Does convexity of a 'norm' imply the triangle inequality?

Question

Given a vector space $V$ (for convenience, defined over $\mathbb{r}$), we call $d:V\rightarrow\mathbb{R}$ a norm for $V$ if $\forall \mathbf{u}, \mathbf{v} \in V$ and $\forall r \in \mathbb{R}$ we have:

1. $d(r \mathbf{v}) = |r|d(\mathbf{v})$,
2. $d(\mathbf{v})\ge 0$, with equality iff $\mathbf{v} = 0$, and
3. $d(\mathbf{u})+d(\mathbf{v}) \ge d(\mathbf{u}+\mathbf{v})$ (triangle inequality)

I've read in a few places that an important property of a norm is that it is convex; that is, given $\mathbf{u},\mathbf{v} \in V$, and $p \in (0,1)$, we have $d(p \mathbf{u} + (1-p) \mathbf{v}) \le p d(\mathbf{u}) + (1-p) d(\mathbf{v})$. This clearly follows from the triangle inequality.

My question is: Does the reverse also hold? i.e. does a function satisfying (1) and (2) above which is convex necessarily satisfy the triangle inequality? If not, what is an instructive counterexample?

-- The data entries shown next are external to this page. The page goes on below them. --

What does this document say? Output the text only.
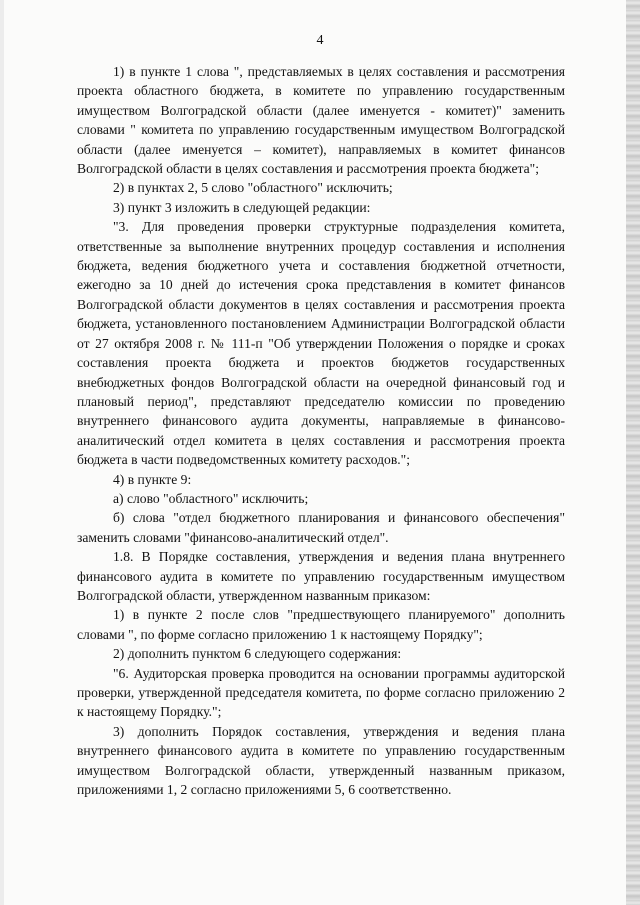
4

1) в пункте 1 слова ", представляемых в целях составления и рассмотрения проекта областного бюджета, в комитете по управлению государственным имуществом Волгоградской области (далее именуется - комитет)" заменить словами " комитета по управлению государственным имуществом Волгоградской области (далее именуется – комитет), направляемых в комитет финансов Волгоградской области в целях составления и рассмотрения проекта бюджета";

2) в пунктах 2, 5 слово "областного" исключить;

3) пункт 3 изложить в следующей редакции:

"3. Для проведения проверки структурные подразделения комитета, ответственные за выполнение внутренних процедур составления и исполнения бюджета, ведения бюджетного учета и составления бюджетной отчетности, ежегодно за 10 дней до истечения срока представления в комитет финансов Волгоградской области документов в целях составления и рассмотрения проекта бюджета, установленного постановлением Администрации Волгоградской области от 27 октября 2008 г. № 111-п "Об утверждении Положения о порядке и сроках составления проекта бюджета и проектов бюджетов государственных внебюджетных фондов Волгоградской области на очередной финансовый год и плановый период", представляют председателю комиссии по проведению внутреннего финансового аудита документы, направляемые в финансово-аналитический отдел комитета в целях составления и рассмотрения проекта бюджета в части подведомственных комитету расходов.";

4) в пункте 9:

а) слово "областного" исключить;

б) слова "отдел бюджетного планирования и финансового обеспечения" заменить словами "финансово-аналитический отдел".

1.8. В Порядке составления, утверждения и ведения плана внутреннего финансового аудита в комитете по управлению государственным имуществом Волгоградской области, утвержденном названным приказом:

1) в пункте 2 после слов "предшествующего планируемого" дополнить словами ", по форме согласно приложению 1 к настоящему Порядку";

2) дополнить пунктом 6 следующего содержания:

"6. Аудиторская проверка проводится на основании программы аудиторской проверки, утвержденной председателя комитета, по форме согласно приложению 2 к настоящему Порядку.";

3) дополнить Порядок составления, утверждения и ведения плана внутреннего финансового аудита в комитете по управлению государственным имуществом Волгоградской области, утвержденный названным приказом, приложениями 1, 2 согласно приложениями 5, 6 соответственно.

Thanks! (btw: please feel free to suggest better tags / improvements to the question; I'm new to this!)

Answer 1

Resolved in comments.

Setting $p=\frac12$ in the definition of convexity, we have $$ d\Big( \frac{\mathbf u + \mathbf v}{2} \Big) \leqslant \frac12 d(\mathbf u) + \frac12 d(\mathbf v). $$ By the scaling or homogeneity, the left hand side is simply $\frac12 d(\mathbf u + \mathbf v)$; plugging in this and simplifying, we get the triangle inequality.